Pastor’s Corner June 2014

The following was published in our monthly newsletter, the Redeemer Report.


Honest thoughts about the death of a loved one.

Recently Shari took a picture of my daughter sitting on the memorial stone at my father’s grave. It evoked many thoughts.

Death is a rude and awful visitor. Yes, God has removed the ultimate sting of death because of Christ’s resurrection, but this side of heavenly glory, every good memory of a departed person is accompanied by the aching fact of their earthly absence. When people say grief gets better over time, they are unwittingly referring to the way you start forgetting daily interactions and detailed memories that make you miss the person. The truth about the human separation death brings – It only gets better because you forget so much. We comfort each other by saying the departed person is in “a better place”. That is true, but I am not in a better place. After all, grief is about me, not the person who died. Be honest about that. We Christians are often guilty of trite little spiritual cliché’s because we don’t think it’s right to feel so grieved and conflicted about our loved one’s dying so long after. Grieving has a scripturally allotted timeframe, but the constant, dull, pain of missing a loved one carries no such limited time span.

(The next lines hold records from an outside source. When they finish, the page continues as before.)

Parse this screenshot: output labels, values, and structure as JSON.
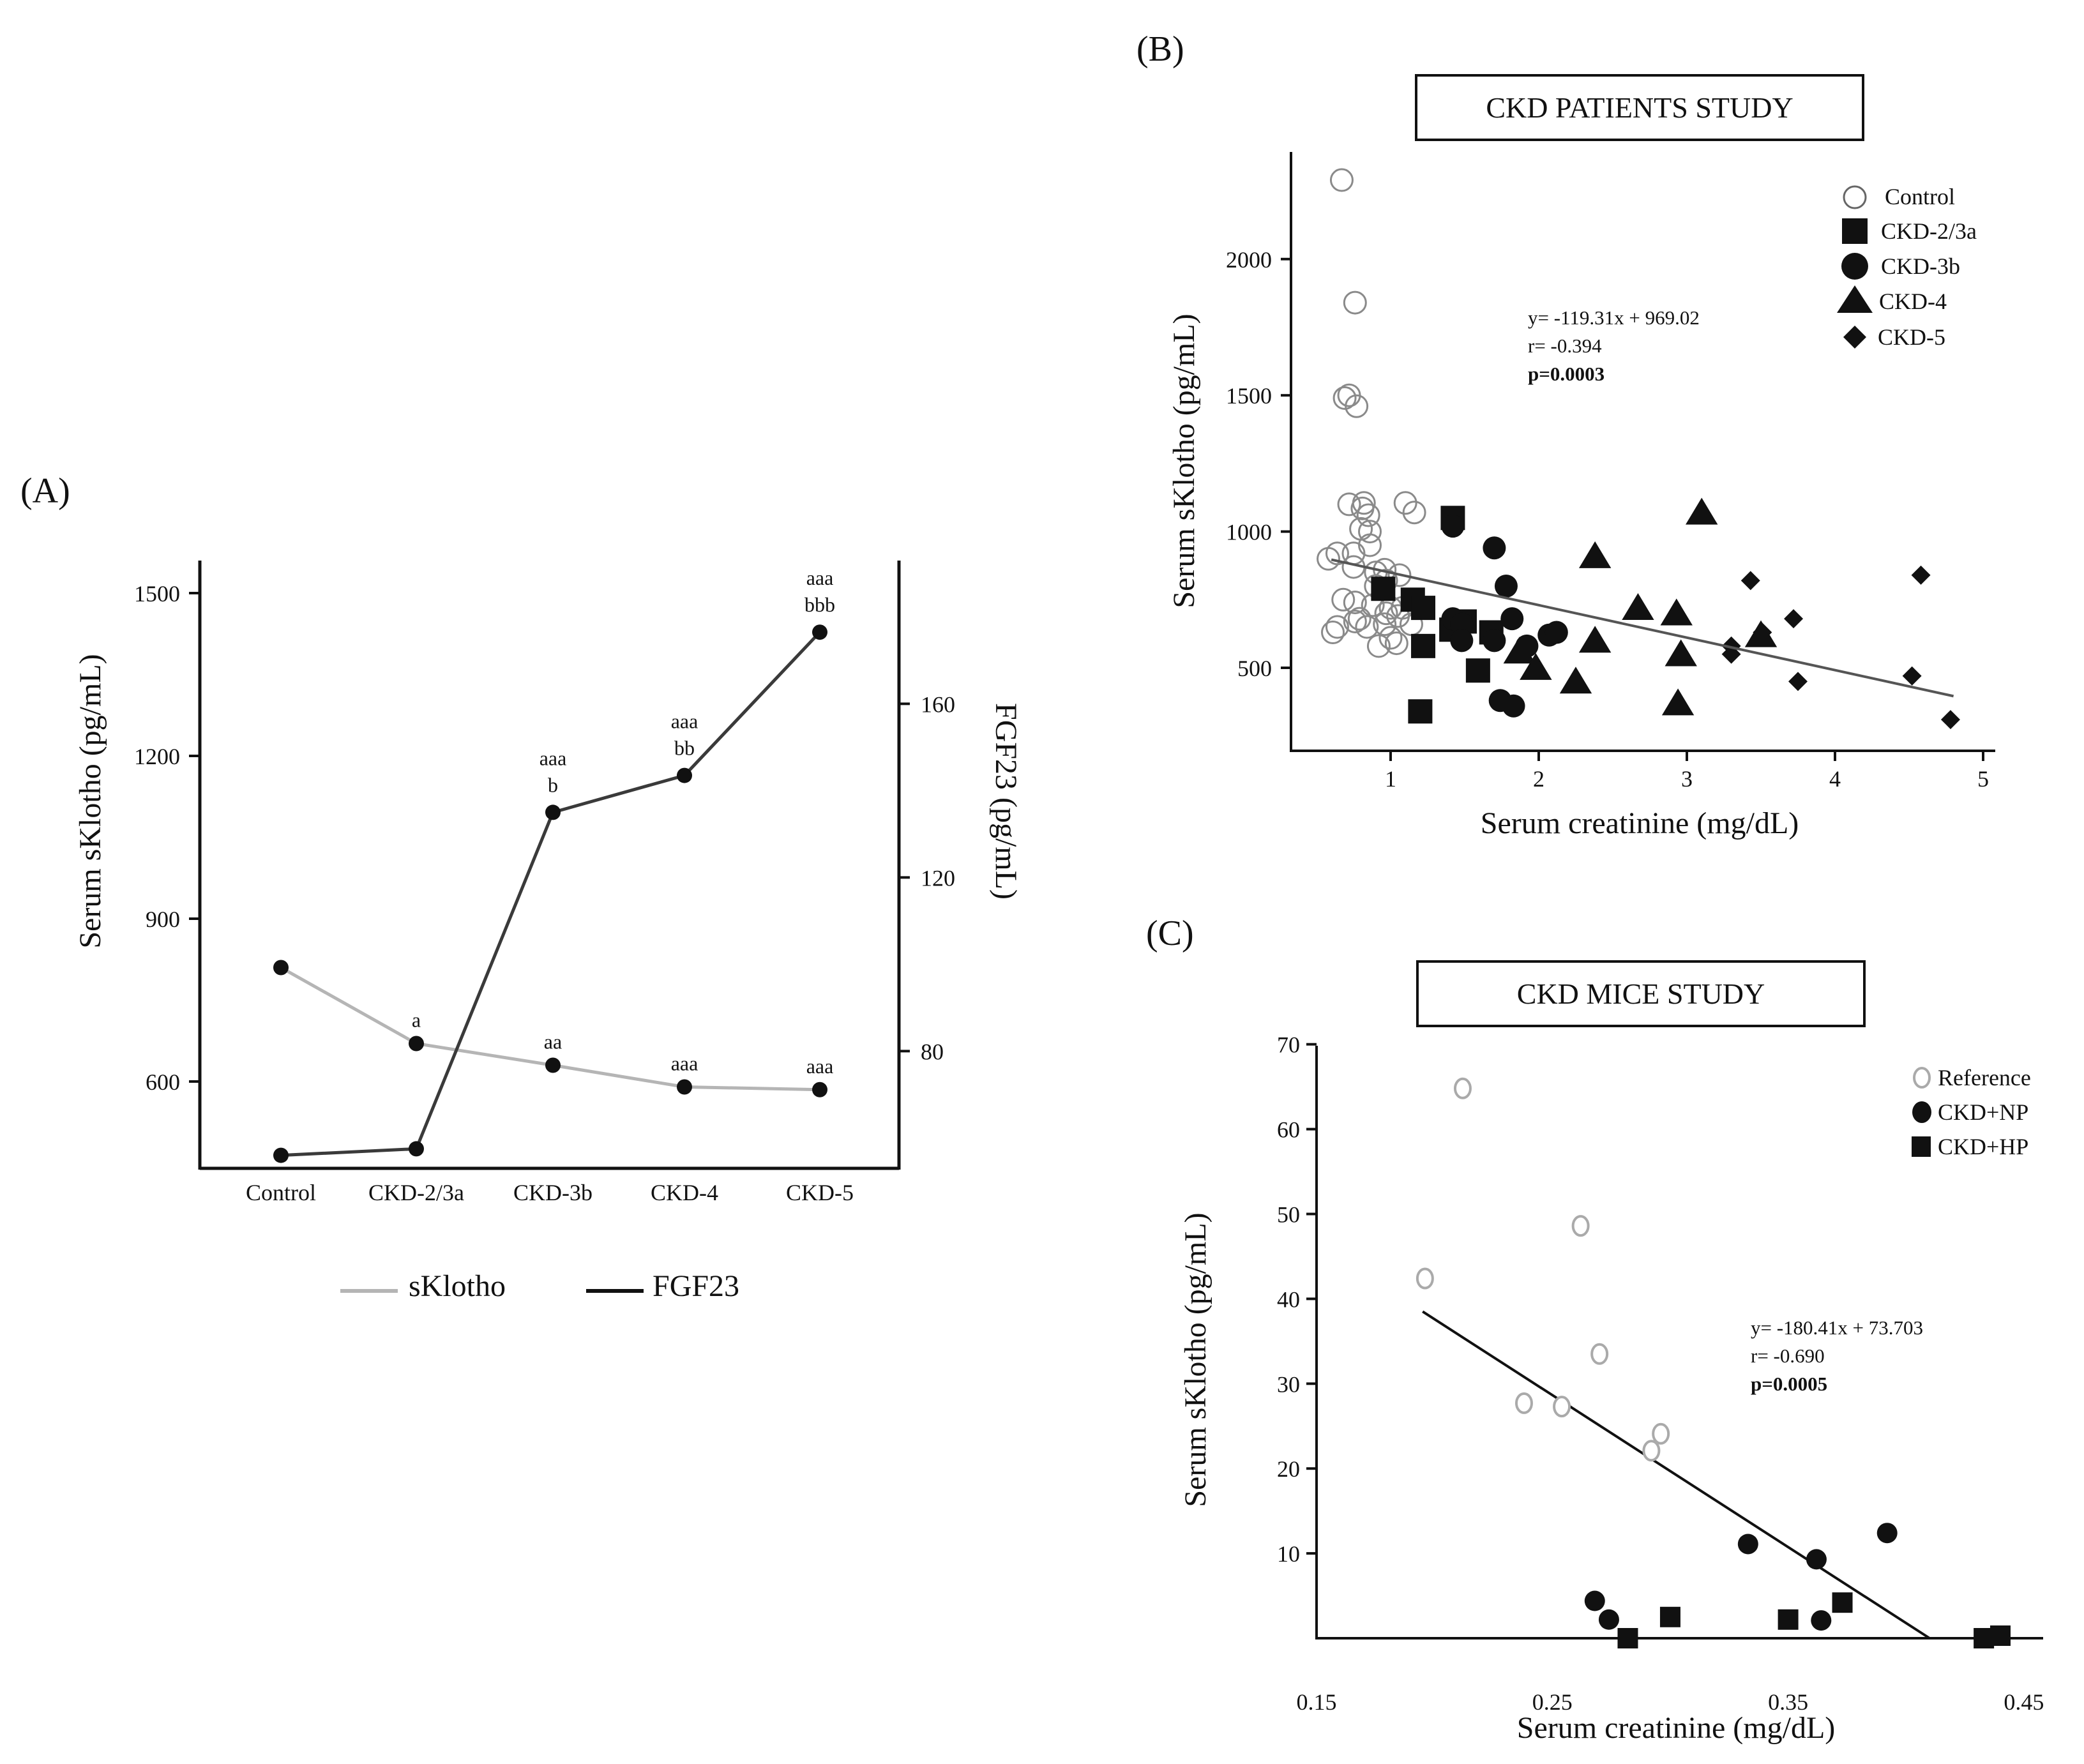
{
  "chart_data": [
    {
      "panel": "(A)",
      "type": "line",
      "categories": [
        "Control",
        "CKD-2/3a",
        "CKD-3b",
        "CKD-4",
        "CKD-5"
      ],
      "ylabel_left": "Serum sKlotho (pg/mL)",
      "ylabel_right": "FGF23 (pg/mL)",
      "left_ticks": [
        "600",
        "900",
        "1200",
        "1500"
      ],
      "right_ticks": [
        "80",
        "120",
        "160"
      ],
      "ylim_left": [
        440,
        1560
      ],
      "ylim_right": [
        53,
        193
      ],
      "series": [
        {
          "name": "sKlotho",
          "axis": "left",
          "color": "#b5b5b5",
          "values": [
            810,
            670,
            630,
            590,
            585
          ]
        },
        {
          "name": "FGF23",
          "axis": "right",
          "color": "#3a3a3a",
          "values": [
            56,
            57.5,
            135,
            143.5,
            176.5
          ]
        }
      ],
      "annotations": {
        "sKlotho": [
          "",
          "a",
          "aa",
          "aaa",
          "aaa"
        ],
        "FGF23_line1": [
          "",
          "",
          "aaa",
          "aaa",
          "aaa"
        ],
        "FGF23_line2": [
          "",
          "",
          "b",
          "bb",
          "bbb"
        ]
      },
      "legend": [
        "sKlotho",
        "FGF23"
      ]
    },
    {
      "panel": "(B)",
      "type": "scatter",
      "title": "CKD PATIENTS  STUDY",
      "xlabel": "Serum creatinine (mg/dL)",
      "ylabel": "Serum sKlotho (pg/mL)",
      "x_ticks": [
        "1",
        "2",
        "3",
        "4",
        "5"
      ],
      "y_ticks": [
        "500",
        "1000",
        "1500",
        "2000"
      ],
      "xlim": [
        0.35,
        5
      ],
      "ylim": [
        200,
        2420
      ],
      "equation": "y= -119.31x + 969.02",
      "r": "r= -0.394",
      "p": "p=0.0003",
      "regression": {
        "x": [
          0.6,
          4.8
        ],
        "y": [
          897,
          396
        ]
      },
      "legend": [
        "Control",
        "CKD-2/3a",
        "CKD-3b",
        "CKD-4",
        "CKD-5"
      ],
      "series": [
        {
          "name": "Control",
          "marker": "open-circle",
          "points": [
            [
              0.67,
              2290
            ],
            [
              0.76,
              1840
            ],
            [
              0.72,
              1500
            ],
            [
              0.69,
              1490
            ],
            [
              0.77,
              1460
            ],
            [
              0.72,
              1100
            ],
            [
              0.82,
              1105
            ],
            [
              0.81,
              1085
            ],
            [
              0.85,
              1060
            ],
            [
              1.1,
              1105
            ],
            [
              1.16,
              1070
            ],
            [
              0.8,
              1010
            ],
            [
              0.86,
              1000
            ],
            [
              0.86,
              950
            ],
            [
              0.75,
              920
            ],
            [
              0.58,
              900
            ],
            [
              0.64,
              920
            ],
            [
              0.75,
              870
            ],
            [
              0.9,
              850
            ],
            [
              0.96,
              860
            ],
            [
              1.06,
              840
            ],
            [
              0.97,
              820
            ],
            [
              0.9,
              800
            ],
            [
              0.68,
              750
            ],
            [
              0.76,
              740
            ],
            [
              0.88,
              730
            ],
            [
              1.0,
              720
            ],
            [
              1.08,
              720
            ],
            [
              0.97,
              700
            ],
            [
              1.05,
              690
            ],
            [
              0.79,
              680
            ],
            [
              0.76,
              670
            ],
            [
              0.96,
              660
            ],
            [
              1.14,
              660
            ],
            [
              0.84,
              650
            ],
            [
              0.64,
              650
            ],
            [
              0.61,
              630
            ],
            [
              1.0,
              610
            ],
            [
              1.04,
              590
            ],
            [
              0.92,
              580
            ]
          ]
        },
        {
          "name": "CKD-2/3a",
          "marker": "square",
          "points": [
            [
              1.42,
              1050
            ],
            [
              0.95,
              790
            ],
            [
              1.15,
              750
            ],
            [
              1.22,
              720
            ],
            [
              1.5,
              670
            ],
            [
              1.41,
              640
            ],
            [
              1.68,
              630
            ],
            [
              1.22,
              580
            ],
            [
              1.59,
              490
            ],
            [
              1.2,
              340
            ]
          ]
        },
        {
          "name": "CKD-3b",
          "marker": "circle",
          "points": [
            [
              1.42,
              1020
            ],
            [
              1.7,
              940
            ],
            [
              1.78,
              800
            ],
            [
              1.42,
              680
            ],
            [
              1.82,
              680
            ],
            [
              1.48,
              660
            ],
            [
              2.07,
              620
            ],
            [
              2.12,
              630
            ],
            [
              1.48,
              600
            ],
            [
              1.7,
              600
            ],
            [
              1.92,
              580
            ],
            [
              1.74,
              380
            ],
            [
              1.83,
              360
            ]
          ]
        },
        {
          "name": "CKD-4",
          "marker": "triangle",
          "points": [
            [
              3.1,
              1070
            ],
            [
              2.38,
              910
            ],
            [
              2.67,
              720
            ],
            [
              2.93,
              700
            ],
            [
              2.38,
              600
            ],
            [
              3.5,
              620
            ],
            [
              1.87,
              560
            ],
            [
              2.96,
              550
            ],
            [
              1.98,
              500
            ],
            [
              2.25,
              450
            ],
            [
              2.94,
              370
            ]
          ]
        },
        {
          "name": "CKD-5",
          "marker": "diamond",
          "points": [
            [
              3.43,
              820
            ],
            [
              4.58,
              840
            ],
            [
              3.72,
              680
            ],
            [
              3.51,
              630
            ],
            [
              3.3,
              580
            ],
            [
              3.3,
              550
            ],
            [
              3.75,
              450
            ],
            [
              4.52,
              470
            ],
            [
              4.78,
              310
            ]
          ]
        }
      ]
    },
    {
      "panel": "(C)",
      "type": "scatter",
      "title": "CKD MICE STUDY",
      "xlabel": "Serum creatinine (mg/dL)",
      "ylabel": "Serum sKlotho (pg/mL)",
      "x_ticks": [
        "0.15",
        "0.25",
        "0.35",
        "0.45"
      ],
      "y_ticks": [
        "10",
        "20",
        "30",
        "40",
        "50",
        "60",
        "70"
      ],
      "xlim": [
        0.15,
        0.455
      ],
      "ylim": [
        0,
        70
      ],
      "equation": "y= -180.41x + 73.703",
      "r": "r= -0.690",
      "p": "p=0.0005",
      "regression": {
        "x": [
          0.195,
          0.41
        ],
        "y": [
          38.5,
          0
        ]
      },
      "legend": [
        "Reference",
        "CKD+NP",
        "CKD+HP"
      ],
      "series": [
        {
          "name": "Reference",
          "marker": "open-circle",
          "points": [
            [
              0.212,
              64.8
            ],
            [
              0.262,
              48.6
            ],
            [
              0.196,
              42.4
            ],
            [
              0.27,
              33.5
            ],
            [
              0.238,
              27.7
            ],
            [
              0.254,
              27.3
            ],
            [
              0.292,
              22.1
            ],
            [
              0.296,
              24.1
            ]
          ]
        },
        {
          "name": "CKD+NP",
          "marker": "circle",
          "points": [
            [
              0.333,
              11.1
            ],
            [
              0.362,
              9.3
            ],
            [
              0.392,
              12.4
            ],
            [
              0.268,
              4.4
            ],
            [
              0.274,
              2.2
            ],
            [
              0.364,
              2.1
            ]
          ]
        },
        {
          "name": "CKD+HP",
          "marker": "square",
          "points": [
            [
              0.282,
              0.0
            ],
            [
              0.3,
              2.5
            ],
            [
              0.35,
              2.2
            ],
            [
              0.373,
              4.2
            ],
            [
              0.433,
              0.0
            ],
            [
              0.44,
              0.3
            ]
          ]
        }
      ]
    }
  ]
}
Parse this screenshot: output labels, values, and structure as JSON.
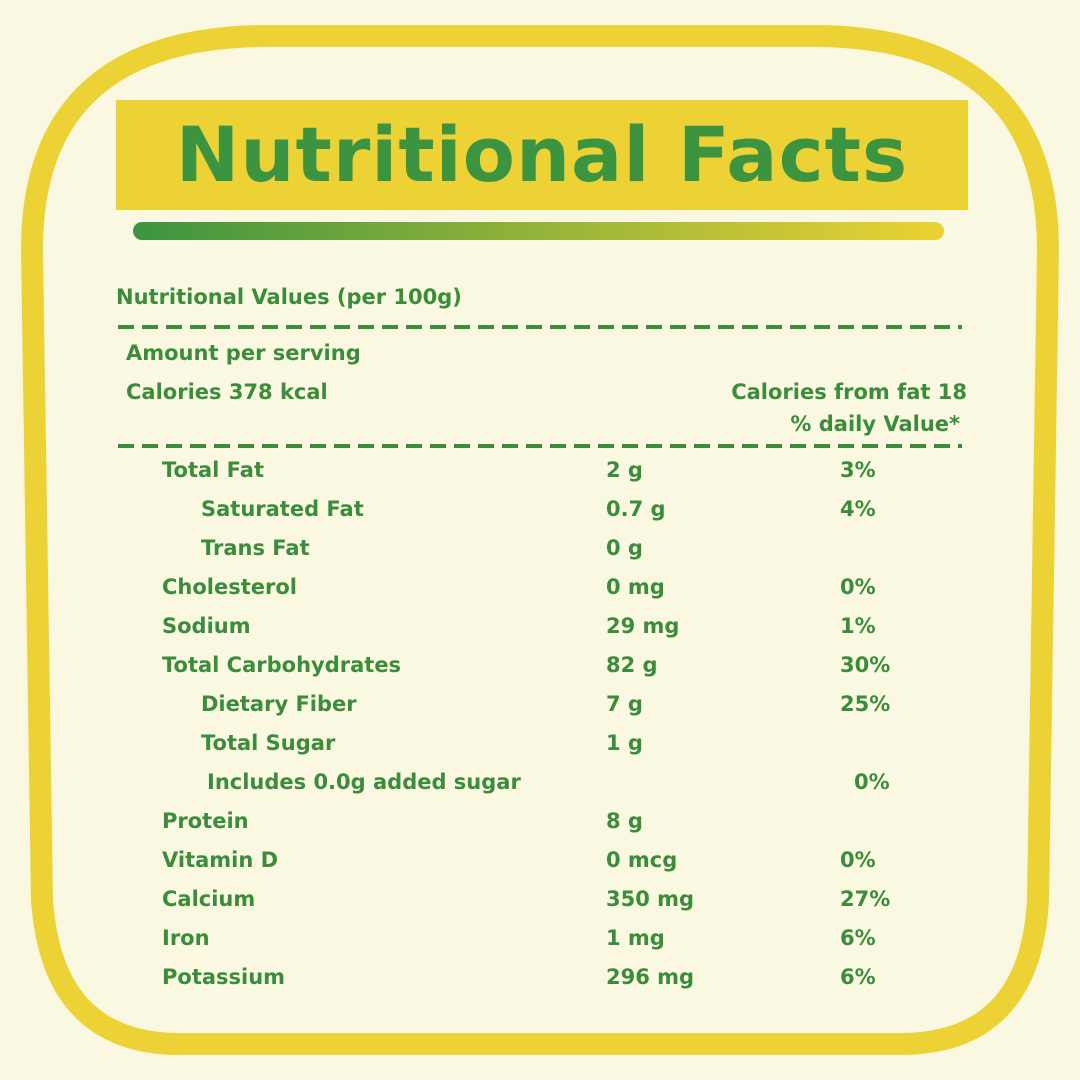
{
  "title": "Nutritional Facts",
  "subtitle": "Nutritional Values (per 100g)",
  "amount_per_serving": "Amount per serving",
  "calories": "Calories 378 kcal",
  "calories_from_fat": "Calories from fat 18",
  "daily_value_header": "% daily Value*",
  "rows": [
    {
      "name": "Total Fat",
      "amount": "2 g",
      "daily": "3%",
      "sub": [
        {
          "name": "Saturated Fat",
          "amount": "0.7 g",
          "daily": "4%"
        },
        {
          "name": "Trans Fat",
          "amount": "0 g"
        }
      ]
    },
    {
      "name": "Cholesterol",
      "amount": "0 mg",
      "daily": "0%"
    },
    {
      "name": "Sodium",
      "amount": "29 mg",
      "daily": "1%"
    },
    {
      "name": "Total Carbohydrates",
      "amount": "82 g",
      "daily": "30%",
      "sub": [
        {
          "name": "Dietary Fiber",
          "amount": "7 g",
          "daily": "25%"
        },
        {
          "name": "Total Sugar",
          "amount": "1 g",
          "sub": [
            {
              "name": "Includes 0.0g added sugar",
              "daily": "0%"
            }
          ]
        }
      ]
    },
    {
      "name": "Protein",
      "amount": "8 g"
    },
    {
      "name": "Vitamin D",
      "amount": "0 mcg",
      "daily": "0%"
    },
    {
      "name": "Calcium",
      "amount": "350 mg",
      "daily": "27%"
    },
    {
      "name": "Iron",
      "amount": "1 mg",
      "daily": "6%"
    },
    {
      "name": "Potassium",
      "amount": "296 mg",
      "daily": "6%"
    }
  ]
}
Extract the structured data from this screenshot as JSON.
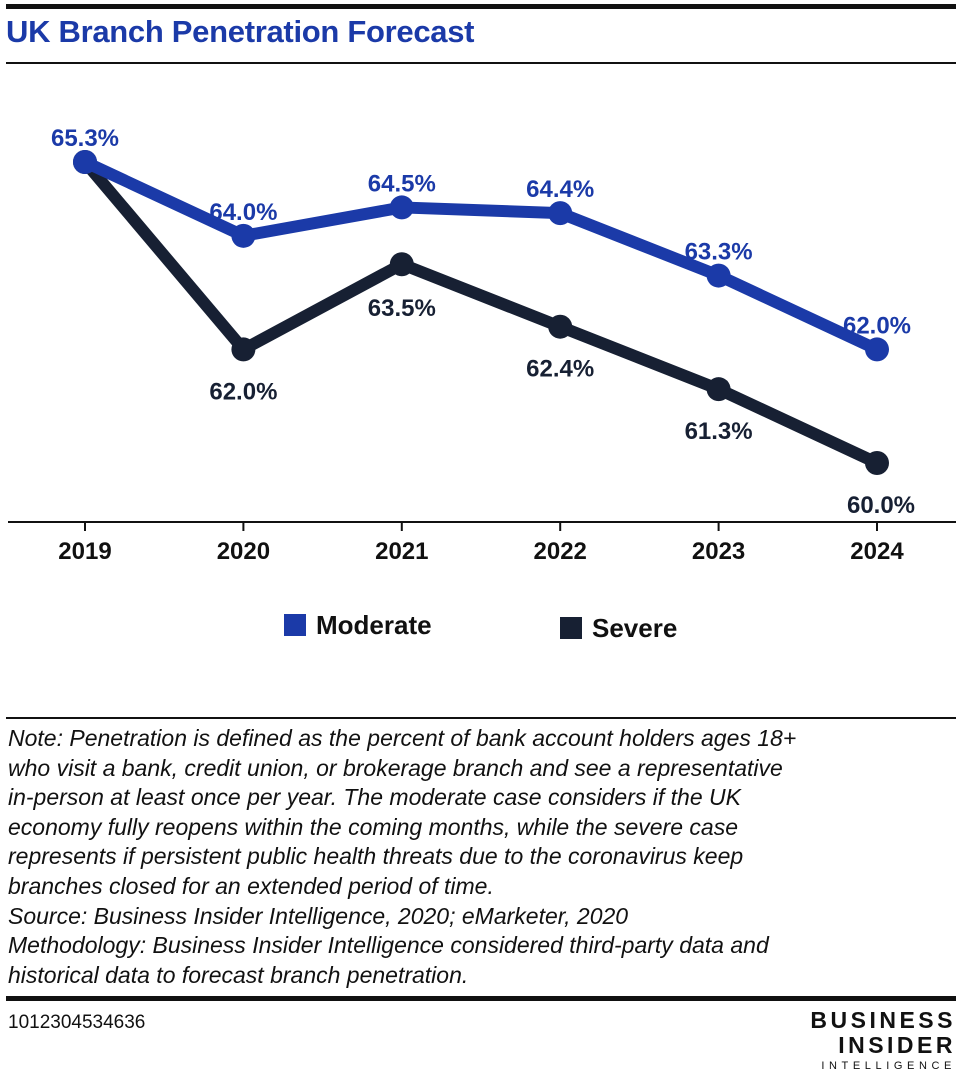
{
  "title": "UK Branch Penetration Forecast",
  "chart_data": {
    "type": "line",
    "x": [
      "2019",
      "2020",
      "2021",
      "2022",
      "2023",
      "2024"
    ],
    "series": [
      {
        "name": "Moderate",
        "color": "#1b3aa8",
        "values": [
          65.3,
          64.0,
          64.5,
          64.4,
          63.3,
          62.0
        ],
        "labels": [
          "65.3%",
          "64.0%",
          "64.5%",
          "64.4%",
          "63.3%",
          "62.0%"
        ]
      },
      {
        "name": "Severe",
        "color": "#172033",
        "values": [
          65.3,
          62.0,
          63.5,
          62.4,
          61.3,
          60.0
        ],
        "labels": [
          "65.3%",
          "62.0%",
          "63.5%",
          "62.4%",
          "61.3%",
          "60.0%"
        ]
      }
    ],
    "ylim": [
      59.0,
      66.5
    ],
    "grid": false,
    "legend_position": "bottom",
    "xlabel": "",
    "ylabel": ""
  },
  "notes": [
    "Note: Penetration is defined as the percent of bank account holders ages 18+",
    "who visit a bank, credit union, or brokerage branch and see a representative",
    "in-person at least once per year. The moderate case considers if the UK",
    "economy fully reopens within the coming months, while the severe case",
    "represents if persistent public health threats due to the coronavirus keep",
    "branches closed for an extended period of time.",
    "Source: Business Insider Intelligence, 2020; eMarketer, 2020",
    "Methodology: Business Insider Intelligence considered third-party data and",
    "historical data to forecast branch penetration."
  ],
  "chart_id": "1012304534636",
  "logo": {
    "line1": "BUSINESS",
    "line2": "INSIDER",
    "line3": "INTELLIGENCE"
  }
}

We forget things we should not, we remember things we should forget, and we often skew past events to fit the way we want to remember. The human mind and thinking process is flawed and feeble. It is a kind gift from God that He allows vivid remembrance of some things and it is gracious how He dulls our memory about certain other happenings.

It distresses me regularly that three years after my father’s death, I cannot remember all I want about our life together. The daily sighting of his grave regularly triggers the sad memory of his death (here I mean both his actual death, which I witnessed, and his state of being separated from me). Sometimes I fight off the sadness. Other times I panic a bit and try to voluntarily flood my memory with good thoughts and recollections. I often think of Dad in one of our recliners with the kids on his lap. The other mental image I like to conjure is popping in at his house, catching him taking a rest on the back deck before puttering in the garden some more. When I am doing things with my sons I used to do with Dad, like going to a sporting event, or even just driving places, I think back on such times with Dad. When sadness comes, I do my best to fill my mind with pleasant thoughts of Dad.

One of the hardest parts of bereavement is the fading memory of a person. Yes, I think of the aforementioned good times often enough, but the cost of going to the same recollections over and over is the loss of so many other events.

Here’s what I’ve come to discover in dealing with my father’s death. You don’t get over it. I believe the pain will turn to joy some day, but right now, there’s no joy in being separated. Our life is very different with him gone. The new “normal” for the bereaved, especially a spouse or children, is painstakingly slow.

With each day that passes, it’s harder to remember. For my sons, how much will they remember? How will my daughter, who wasn’t even two when my father died, remember? Can we remember enough so that she can know Pepa? Yes, I do know she’ll meet him some day. That relieves some pain.

Shouldn’t my faith in Christ be transforming my grieving experience? Shouldn’t I be more positive and strive to center my thoughts on the profound Biblical realities about sure eternal life in Christ and my definite reunion with my father in heaven? Well, on the first question – I am quite sure my faith in Christ allows me to be totally honest about my dismal feelings regarding Dad’s death. Death is an aberration to God’s created order. It’s not supposed to feel natural or right. On the second question, it is the profound Biblical reality of an eternal glory that outweighs these temporary trials that safeguards me from utter hopelessness and despair. How can I endure such times? What would I do if I was not sure about the ultimate consummation of things in Christ?  How utterly awful it must be not knowing the living Christ.

These are my honest thoughts, as I look at my daughter sitting in a cemetery – that she doesn’t know is a cemetery – on a finely carved memorial stone – that she can’t read – sitting six feet above the earthly shell of the man she didn’t get to know nearly well enough and who I am fighting not to forget.